The Example of Hume and Descartes
Consider two examples, David Hume and Descartes. The most consistent of empiricists, David Hume has had a profound influence lasting far beyond his death. Yet, even Hume could not provide a rationally satisfactory system of thought. To make his radical empiricism work, Hume had to postulate so-called ‘natural beliefs.’ Natural beliefs are those beliefs that man cannot deny and therefore he is not obligated to deny even if he is lacking any proof. These then become the foundational beliefs by which his empiricism functions. To qualify as such, a belief must be undeniable: examples are the existence of self and others and the reliability of perceptions. He defends these as ‘natural beliefs’ because they cannot be demonstrated in any way.

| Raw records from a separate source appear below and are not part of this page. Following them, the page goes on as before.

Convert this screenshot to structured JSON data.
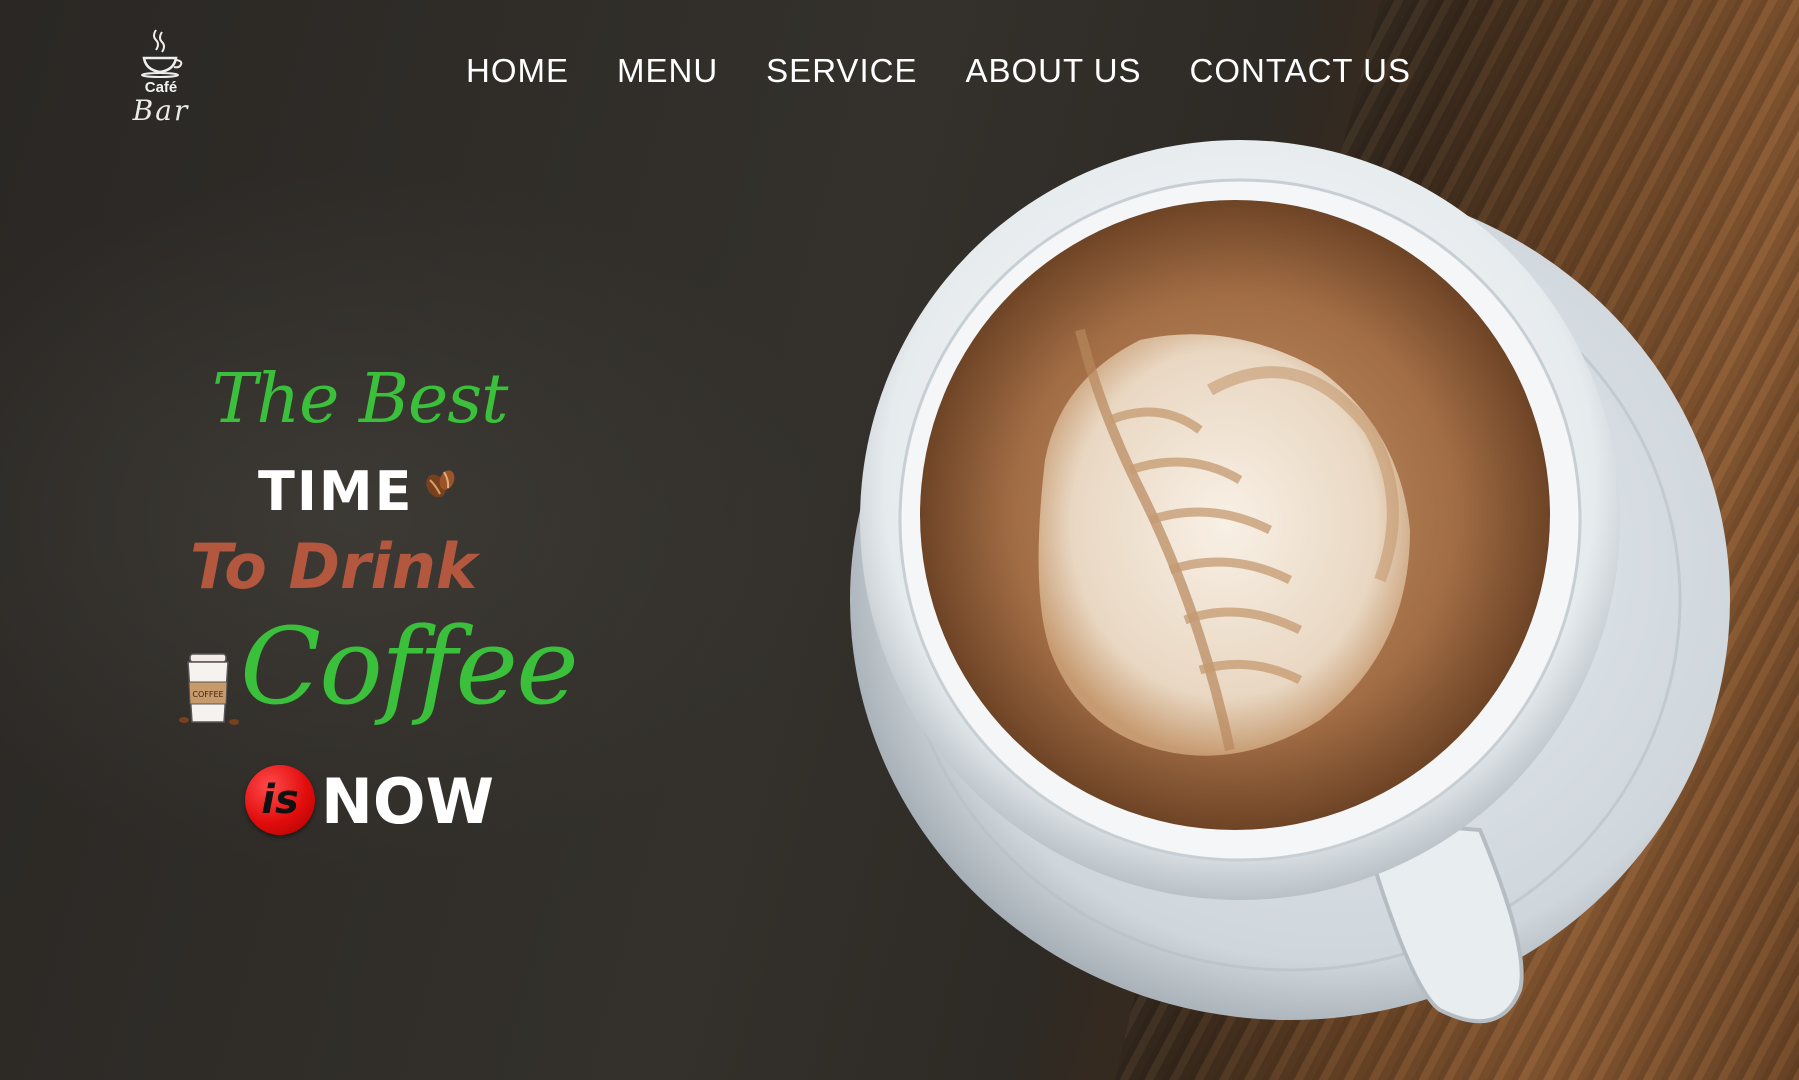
{
  "logo": {
    "cafe": "Café",
    "bar": "Bar"
  },
  "nav": {
    "items": [
      {
        "label": "HOME"
      },
      {
        "label": "MENU"
      },
      {
        "label": "SERVICE"
      },
      {
        "label": "ABOUT US"
      },
      {
        "label": "CONTACT US"
      }
    ]
  },
  "hero": {
    "line1": "The Best",
    "line2": "TIME",
    "line3": "To Drink",
    "line4": "Coffee",
    "badge": "is",
    "line5": "NOW",
    "cup_label": "COFFEE"
  },
  "colors": {
    "green": "#3ac03a",
    "rust": "#b3573e",
    "red": "#e20d0d",
    "white": "#ffffff"
  }
}
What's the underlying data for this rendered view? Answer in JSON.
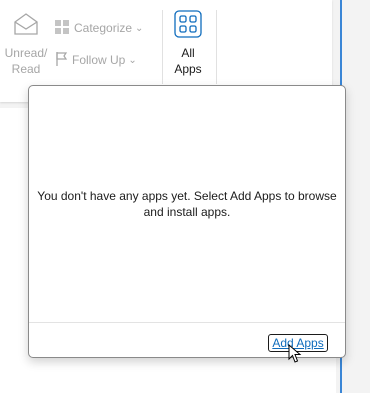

So, those beliefs most foundational to Hume’s epistemology—to human experience—are rationally unfounded, without any support. The center, then, of Hume’s attempt at rational thought, his empiricism, is pure irrationalism—beliefs that must be assumed without any evidence. Even his criterion for natural beliefs is arbitrary: how does one know, on an empiricist system, that such beliefs are universal, undeniable? what sense impression supports this universal negative? what experience does Hume have of universal belief? Furthermore, what sense impression leads to the postulation of this criterion?
Descartes, on the other hand, attempts to establish all truth through deductive reasoning. Yet, he runs into very similar problems. His primary axiom, that belief from which he deduces all else is “I think therefore I am.” Here he finds certainty in the immediate, undeniable, impression of self-existence. He then attempts to prove from this starting point of self-existence the existence of God and, from there, everything else. Yet to move beyond the self, Descartes had to introduce irrationalism into his system. His reasoning for God rests upon deductive logic, presuming on the existence and validity of reason, and knowledge of all the terms within his syllogism (what does ‘god’ mean? where does he learn this meaning? what do ‘is,’ ‘exists,’ and ‘self’ mean?). These are unprovable assumptions: Descartes had to assume they were valid before he could engage in any reasoning, before he could come to any conclusion beyond his own self-existence.
The irrationalism at the heart of his attempt is even clearer when one examines just what his famous cogito—“I think therefore I am”—achieves. “I” and “am” here have no definite value, and can have no definite value on Descartes epistemology. He claims to have established as a certain principle the existence of self, yet he is unable to explain what self is. There is the undeniable impression of thought, of self-awareness, but whether this is the self-awareness of a bee, a computer program, a robot, a human being, or a black hole is unknowable. The self he has proved is, without the knowledge of anything else, a hopeless postulate: what good does it do to know that ‘the self’ exists, with no knowledge of what that means or the ability to prove anything beyond “I am.” Rationalism, with Descartes, yields only hopeless irrationalism—the knowledge of bare self or the irrational assumption of reason and exhaustive knowledge necessary to deductively prove with certainty any other truth.